From the 2021 HVPAA National Conference
Patrick Li (NYU Langone Health), Vickie Kassapidis, Ramiro Jervis, Rachael Hayes, Daniel Sartori, Marwa Moussa
The time between hospital discharge and primary care follow-up has historically been a vulnerable period for patients. The COVID-19 pandemic has exacerbated this transitional period, as patients have been forgoing their routine healthcare visits, losing touch with their primary care providers (PCPs), and not having a point of contact for their health needs after they leave the hospital. We launched a new resident-led virtual and in-person post-discharge clinic at an urban academic hospital connected in order to address the increasing need for follow-up care after hospital discharge.
To introduce a new type of visit to improve continuity of care for patients recently discharged from acute care. A secondary objective was to apply data from TCM visits to identify areas for improvement in the hospital discharge process.
Patients admitted to the hospital who did not have a PCP or could not schedule a PCP visit within 10 days after being discharged were given the option of either an in-person or video TCM visit with an internal medicine resident. Each visit consisted of a templated set of questions, including whether medications were reconciled, and if follow-up appointments were scheduled.
Between October and December 2020, there were a total of 79 scheduled TCM visits (28 virtual visits and 51 in-person visits) and 51 (67%) completed visits. For the virtual visits, there was a 86% (24/28) completion rate. For in-person visits, there was a 53% (27/51) completion rate. In 31% (16/51) of the visits, subspecialty appointments were not scheduled at the time of discharge. In 12% (6/51) of the visits, there was a discrepancy with the medications patients were discharged with, with 50% (3/6) due to mis-prescribed antihyperglycemic agents.
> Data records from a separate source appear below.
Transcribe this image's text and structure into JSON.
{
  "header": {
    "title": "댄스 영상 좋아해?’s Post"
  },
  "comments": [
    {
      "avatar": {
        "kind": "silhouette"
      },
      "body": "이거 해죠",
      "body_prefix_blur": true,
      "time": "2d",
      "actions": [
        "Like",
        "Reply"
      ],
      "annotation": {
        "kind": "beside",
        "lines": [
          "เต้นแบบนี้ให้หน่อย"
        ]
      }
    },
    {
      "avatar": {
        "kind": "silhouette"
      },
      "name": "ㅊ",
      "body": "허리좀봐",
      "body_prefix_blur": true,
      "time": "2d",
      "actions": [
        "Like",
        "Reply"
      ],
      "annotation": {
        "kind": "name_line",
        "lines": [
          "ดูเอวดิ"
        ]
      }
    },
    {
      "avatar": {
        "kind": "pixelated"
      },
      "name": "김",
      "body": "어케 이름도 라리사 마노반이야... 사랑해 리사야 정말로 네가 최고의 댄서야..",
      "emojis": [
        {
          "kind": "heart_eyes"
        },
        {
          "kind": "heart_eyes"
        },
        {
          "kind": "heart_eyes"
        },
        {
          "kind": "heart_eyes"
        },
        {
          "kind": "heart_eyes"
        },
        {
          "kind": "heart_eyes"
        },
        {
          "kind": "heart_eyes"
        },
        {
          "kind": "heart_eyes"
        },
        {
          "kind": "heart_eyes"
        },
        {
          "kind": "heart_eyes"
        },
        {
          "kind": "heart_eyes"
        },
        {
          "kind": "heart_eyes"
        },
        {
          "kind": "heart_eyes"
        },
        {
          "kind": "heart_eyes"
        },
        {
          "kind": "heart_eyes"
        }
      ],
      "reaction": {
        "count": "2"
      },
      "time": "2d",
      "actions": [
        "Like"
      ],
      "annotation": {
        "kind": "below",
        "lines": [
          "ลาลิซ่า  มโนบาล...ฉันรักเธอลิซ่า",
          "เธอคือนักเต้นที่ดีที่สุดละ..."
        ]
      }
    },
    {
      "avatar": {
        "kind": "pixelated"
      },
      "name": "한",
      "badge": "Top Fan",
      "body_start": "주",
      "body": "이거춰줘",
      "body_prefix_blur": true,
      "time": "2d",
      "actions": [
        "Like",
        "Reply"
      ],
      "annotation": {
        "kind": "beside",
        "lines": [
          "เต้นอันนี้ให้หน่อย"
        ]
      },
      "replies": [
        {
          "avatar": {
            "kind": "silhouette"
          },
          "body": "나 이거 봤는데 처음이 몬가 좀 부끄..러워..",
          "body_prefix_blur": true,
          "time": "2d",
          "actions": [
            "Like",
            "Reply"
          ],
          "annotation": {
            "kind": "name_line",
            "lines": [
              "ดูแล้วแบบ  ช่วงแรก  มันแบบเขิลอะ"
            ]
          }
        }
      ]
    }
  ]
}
The increased completion rate of virtual visits as compared to in-person visits (86% vs. 57%, respectively) suggests virtual visits may be a more convenient and preferable mode of follow-up for patients after hospital discharge. This increased utilization of telemedicine in a primarily Medicaid/uninsured population that has traditionally faced greater barriers to technology adoption is notable. This pilot also shows how TCM visit data can offer insights about the hospital discharge process that would otherwise go unnoticed. The data on discrepancies in medications reveals antihyperglycemic medication reconciliation may be a potential area of focus to improve the hospital discharge process. More data is needed to determine the effectiveness of this resident-led TCM initiative, including its effects on hospital readmission rates.
The preliminary data suggests that resident-led TCM visits, especially virtual visits, may effectively bridge gaps in care from the time patients leave the hospital until they establish more permanent care. These visits have also helped capture data on areas for improvement in the discharge process.